Southeastern Section - 70th Annual Meeting - 2021

Paper No. 12-4
Presentation Time: 9:10 AM

OUTDOOR BEHAVIORS DURING COVID-19 AND THEIR CONNECTION TO ENVIRONMENTAL RISK PERCEPTION


SMITH, Tyler and MCNEAL, Karen, Department of Geosciences, Auburn University, 2050 Beard Eaves Coliseum, Auburn, AL 36849

As legislative “Safer-At-Home” and “Shelter-In-Place” orders spread across the United States during the early stages of the 2020 COVID-19 pandemic, many businesses considered “non-essential” were temporarily or permanently closed and employees of those businesses were laid off, furloughed, or transitioned into work-from-home scenarios. The aims of this study, based upon a guiding framework of existing theories about how people connect with nature and the environment, are to determine: 1) how increased individual free time associated with changes in employment status may have influenced outdoor behaviors and activities, 2) how changes in those activities may have affected environmental risk perception among United States residents, and 3) the role of a variety of factors (e.g., demographics, worldview, climate knowledge, changes in employment due to COVID, etc.) on individual environmental risk perceptions and behaviors. It is hypothesized that time spent outside increased as a result of COVID-19, and this in turn predicts environmental risk perception among some groups of individuals. Using Amazon’s Mechanical TURK service, a total of 1,250 responses were collected from a developed and validated survey that included five constructs that were developed by using modified items from existing instruments and creating new ones when necessary.
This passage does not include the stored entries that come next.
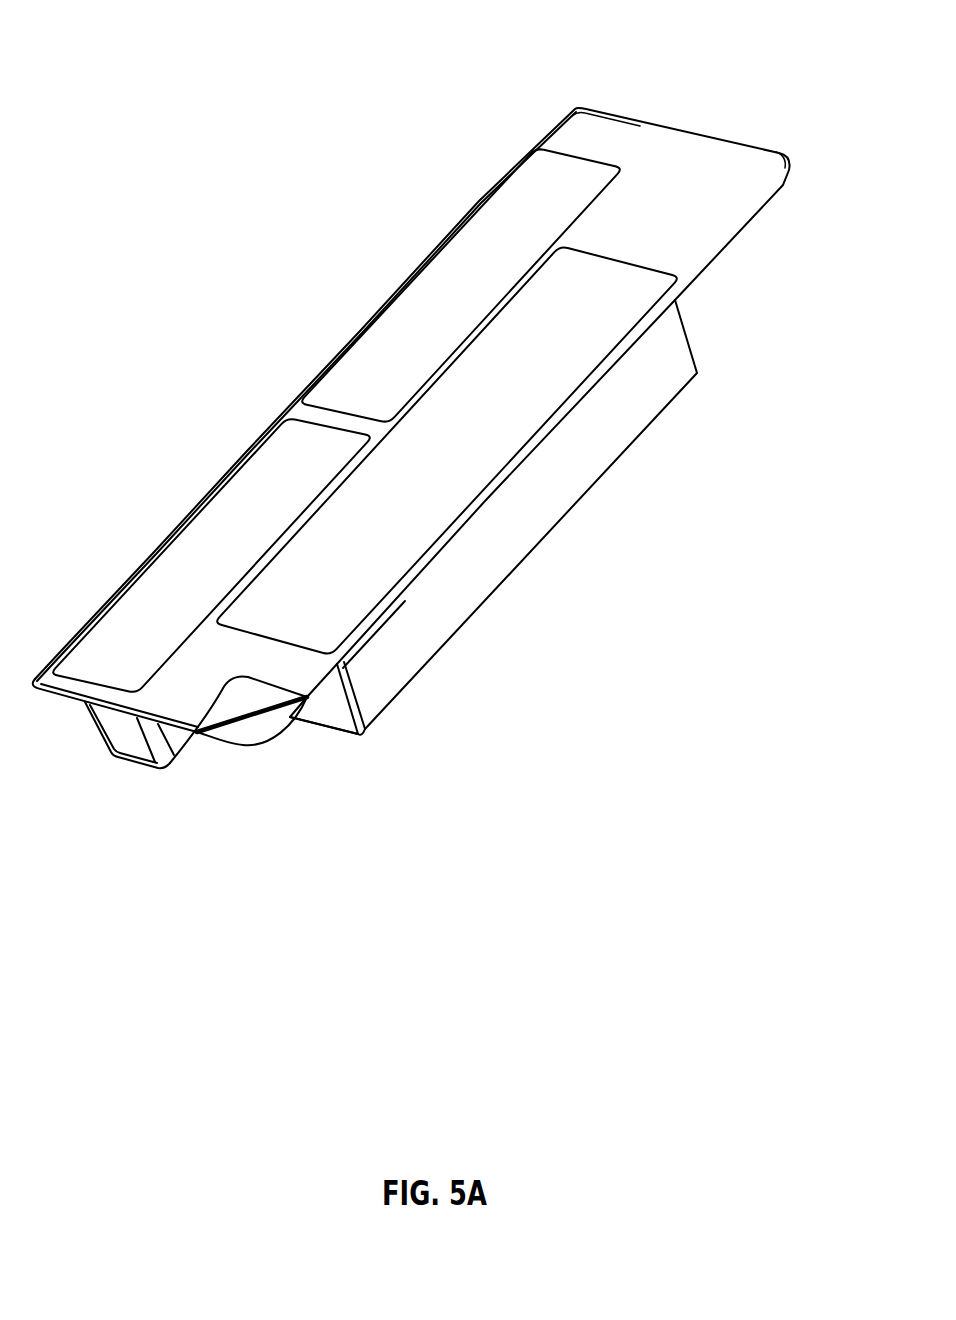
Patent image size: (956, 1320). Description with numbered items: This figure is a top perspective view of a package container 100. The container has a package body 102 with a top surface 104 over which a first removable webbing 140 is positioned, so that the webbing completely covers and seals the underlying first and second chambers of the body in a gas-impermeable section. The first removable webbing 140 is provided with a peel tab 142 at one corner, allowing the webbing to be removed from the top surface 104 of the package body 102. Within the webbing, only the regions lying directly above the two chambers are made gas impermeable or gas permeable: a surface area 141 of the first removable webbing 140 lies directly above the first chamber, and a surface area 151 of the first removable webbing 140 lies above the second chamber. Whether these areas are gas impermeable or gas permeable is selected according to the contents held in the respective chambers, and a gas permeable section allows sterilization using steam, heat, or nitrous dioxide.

The package container 100 is at (197, 68).
The package body 102 is at (342, 350).
The top surface 104 is at (272, 725).
The first removable webbing 140 is at (697, 235).
The surface area 141 is at (478, 245).
The peel tab 142 is at (243, 697).
The surface area 151 is at (573, 358).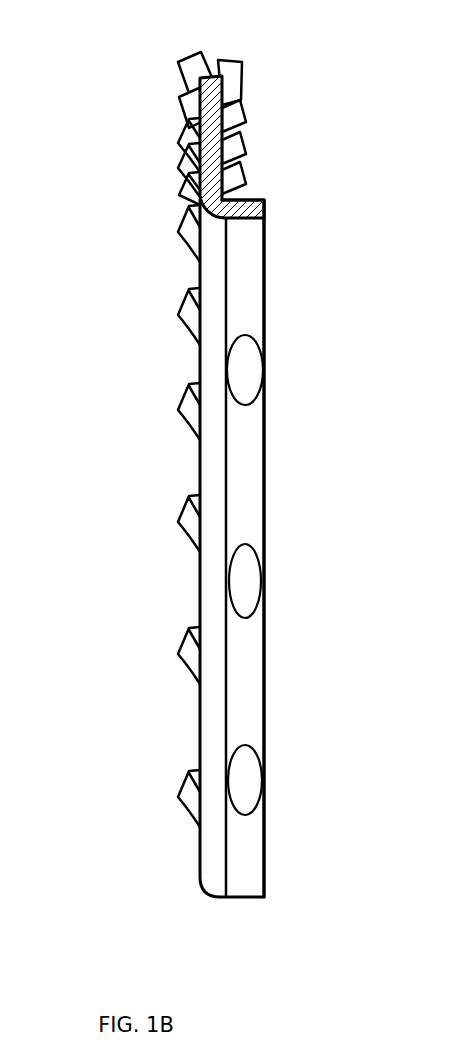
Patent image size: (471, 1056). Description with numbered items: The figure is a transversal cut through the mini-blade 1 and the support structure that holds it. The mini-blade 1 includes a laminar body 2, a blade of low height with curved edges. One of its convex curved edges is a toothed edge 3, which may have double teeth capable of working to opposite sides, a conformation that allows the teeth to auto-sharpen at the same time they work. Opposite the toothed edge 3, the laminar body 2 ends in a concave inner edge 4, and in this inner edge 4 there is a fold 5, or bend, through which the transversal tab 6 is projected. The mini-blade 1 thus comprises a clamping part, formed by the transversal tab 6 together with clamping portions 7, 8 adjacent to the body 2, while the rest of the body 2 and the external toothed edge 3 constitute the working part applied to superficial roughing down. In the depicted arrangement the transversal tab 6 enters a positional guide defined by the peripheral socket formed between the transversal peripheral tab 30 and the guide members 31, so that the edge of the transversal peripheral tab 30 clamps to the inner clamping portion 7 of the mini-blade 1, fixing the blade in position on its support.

The mini-blade 1 is at (133, 622).
The laminar body 2 is at (195, 128).
The toothed edge 3 is at (213, 52).
The inner edge 4 is at (233, 220).
The fold 5 is at (205, 237).
The transversal tab 6 is at (265, 212).
The inner clamping portion 7 is at (222, 160).
The clamping portion 8 is at (197, 157).
The transversal peripheral tab 30 is at (316, 183).
The guide members 31 is at (292, 575).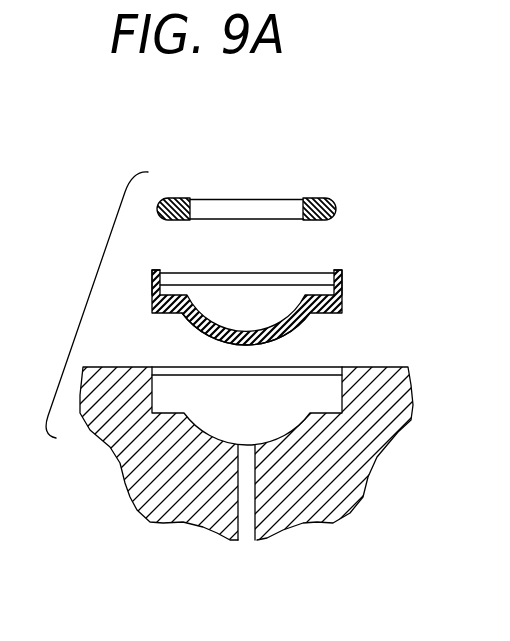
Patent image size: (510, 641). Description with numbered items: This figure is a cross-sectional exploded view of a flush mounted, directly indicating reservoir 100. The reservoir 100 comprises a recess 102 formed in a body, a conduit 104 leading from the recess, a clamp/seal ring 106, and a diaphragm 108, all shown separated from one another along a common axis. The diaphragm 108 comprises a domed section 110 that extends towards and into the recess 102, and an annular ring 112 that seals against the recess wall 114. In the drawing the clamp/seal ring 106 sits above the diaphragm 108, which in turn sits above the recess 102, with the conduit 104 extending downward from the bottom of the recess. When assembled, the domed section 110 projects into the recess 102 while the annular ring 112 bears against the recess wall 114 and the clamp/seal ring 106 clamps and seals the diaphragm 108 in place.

The directly indicating reservoir 100 is at (94, 279).
The recess 102 is at (295, 392).
The conduit 104 is at (247, 533).
The clamp/seal ring 106 is at (336, 210).
The diaphragm 108 is at (358, 287).
The domed section 110 is at (298, 329).
The annular ring 112 is at (343, 276).
The recess wall 114 is at (157, 395).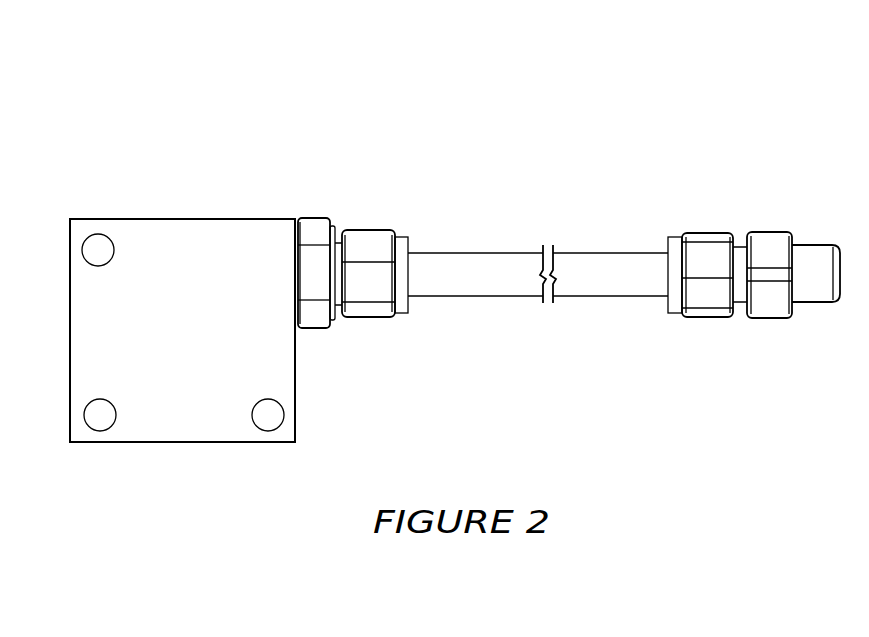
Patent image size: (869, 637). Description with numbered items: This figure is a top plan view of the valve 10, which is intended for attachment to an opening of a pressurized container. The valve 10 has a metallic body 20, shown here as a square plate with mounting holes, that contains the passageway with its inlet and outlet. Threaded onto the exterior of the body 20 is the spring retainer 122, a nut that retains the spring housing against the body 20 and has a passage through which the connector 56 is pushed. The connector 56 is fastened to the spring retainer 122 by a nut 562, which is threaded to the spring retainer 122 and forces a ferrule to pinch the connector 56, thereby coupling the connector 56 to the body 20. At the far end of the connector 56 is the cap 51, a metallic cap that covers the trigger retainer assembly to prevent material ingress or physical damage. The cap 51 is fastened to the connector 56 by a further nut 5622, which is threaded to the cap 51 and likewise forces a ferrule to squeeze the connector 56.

The valve 10 is at (593, 100).
The body 20 is at (175, 217).
The spring retainer 122 is at (318, 330).
The nut 562 is at (373, 318).
The connector 56 is at (606, 252).
The nut 5622 is at (710, 312).
The cap 51 is at (817, 302).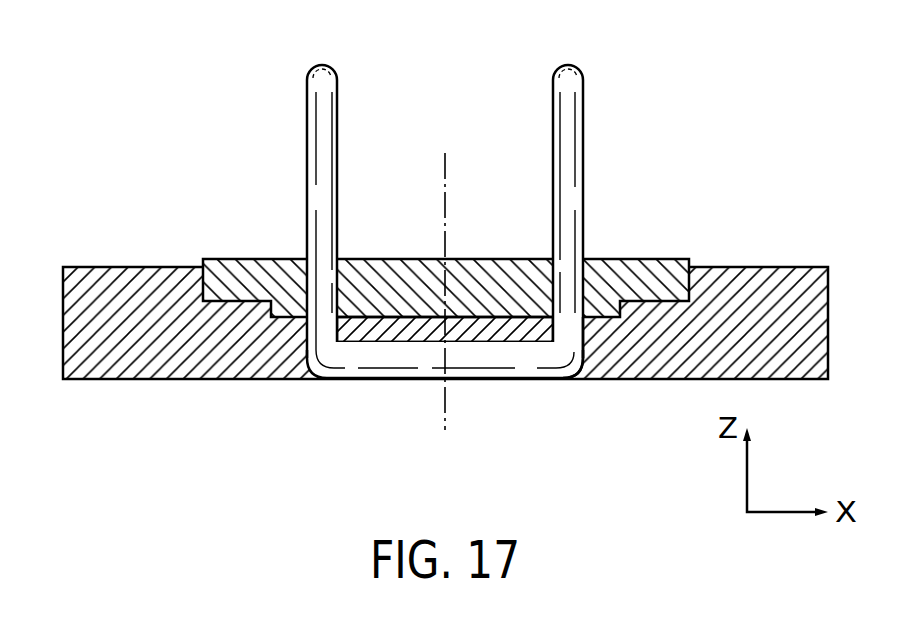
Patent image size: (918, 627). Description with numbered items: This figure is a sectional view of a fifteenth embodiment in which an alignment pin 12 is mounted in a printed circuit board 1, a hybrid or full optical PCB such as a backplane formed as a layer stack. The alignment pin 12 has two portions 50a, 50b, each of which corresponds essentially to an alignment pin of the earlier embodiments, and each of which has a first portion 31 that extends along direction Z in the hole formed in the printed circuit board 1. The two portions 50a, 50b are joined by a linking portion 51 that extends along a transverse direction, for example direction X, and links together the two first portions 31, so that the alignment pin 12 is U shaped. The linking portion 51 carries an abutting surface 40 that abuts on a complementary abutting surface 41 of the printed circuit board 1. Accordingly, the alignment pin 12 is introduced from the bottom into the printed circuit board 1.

The printed circuit board 1 is at (238, 401).
The alignment pin 12 is at (648, 166).
The first portion 31 is at (578, 340).
The second abutting surface 40 is at (425, 343).
The abutting surface of the printed circuit board 41 is at (505, 338).
The first portion of the alignment pin 50a is at (316, 138).
The second portion of the alignment pin 50b is at (576, 108).
The linking portion 51 is at (360, 373).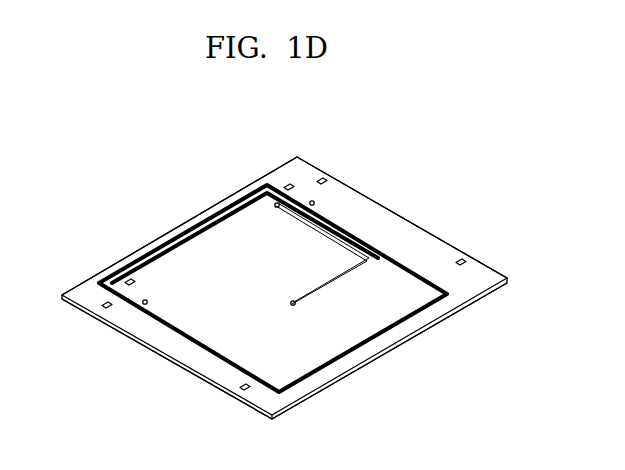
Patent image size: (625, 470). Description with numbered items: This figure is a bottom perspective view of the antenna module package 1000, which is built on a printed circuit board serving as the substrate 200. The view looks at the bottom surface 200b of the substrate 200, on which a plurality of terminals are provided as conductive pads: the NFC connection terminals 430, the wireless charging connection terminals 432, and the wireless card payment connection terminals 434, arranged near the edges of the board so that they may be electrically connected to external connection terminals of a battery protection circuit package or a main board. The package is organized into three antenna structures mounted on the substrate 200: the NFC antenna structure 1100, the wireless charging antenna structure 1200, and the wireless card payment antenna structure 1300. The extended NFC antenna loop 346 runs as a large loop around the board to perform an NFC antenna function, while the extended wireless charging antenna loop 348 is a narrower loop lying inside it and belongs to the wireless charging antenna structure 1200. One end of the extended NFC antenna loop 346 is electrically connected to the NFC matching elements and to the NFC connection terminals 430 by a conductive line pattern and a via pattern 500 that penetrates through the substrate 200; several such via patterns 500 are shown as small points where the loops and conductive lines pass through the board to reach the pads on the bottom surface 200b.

The antenna module package 1000 is at (141, 135).
The NFC antenna structure 1100 is at (180, 425).
The wireless charging antenna structure 1200 is at (253, 133).
The wireless card payment antenna structure 1300 is at (352, 126).
The substrate 200 is at (284, 311).
The bottom surface 200b is at (372, 361).
The extended NFC antenna loop 346 is at (371, 250).
The extended wireless charging antenna loop 348 is at (333, 284).
The via pattern 500 is at (315, 203).
The NFC connection terminals 430 is at (105, 308).
The wireless charging connection terminals 432 is at (287, 184).
The wireless card payment connection terminals 434 is at (324, 179).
The five constructs consisted of respondents’: i.) environmental risk perceptions and awareness, ii.) climate knowledge, iii.) self-reported outdoor behavior before and after COVID orders, iv.) societal world-views, and v.) views on aspects of societal importance. Exploratory factor and reliability analyses were used to verify these constructs and resulting in Cronbach’s Alpha scores above 0.900 for four of the five constructs, indicating high reliability of the survey.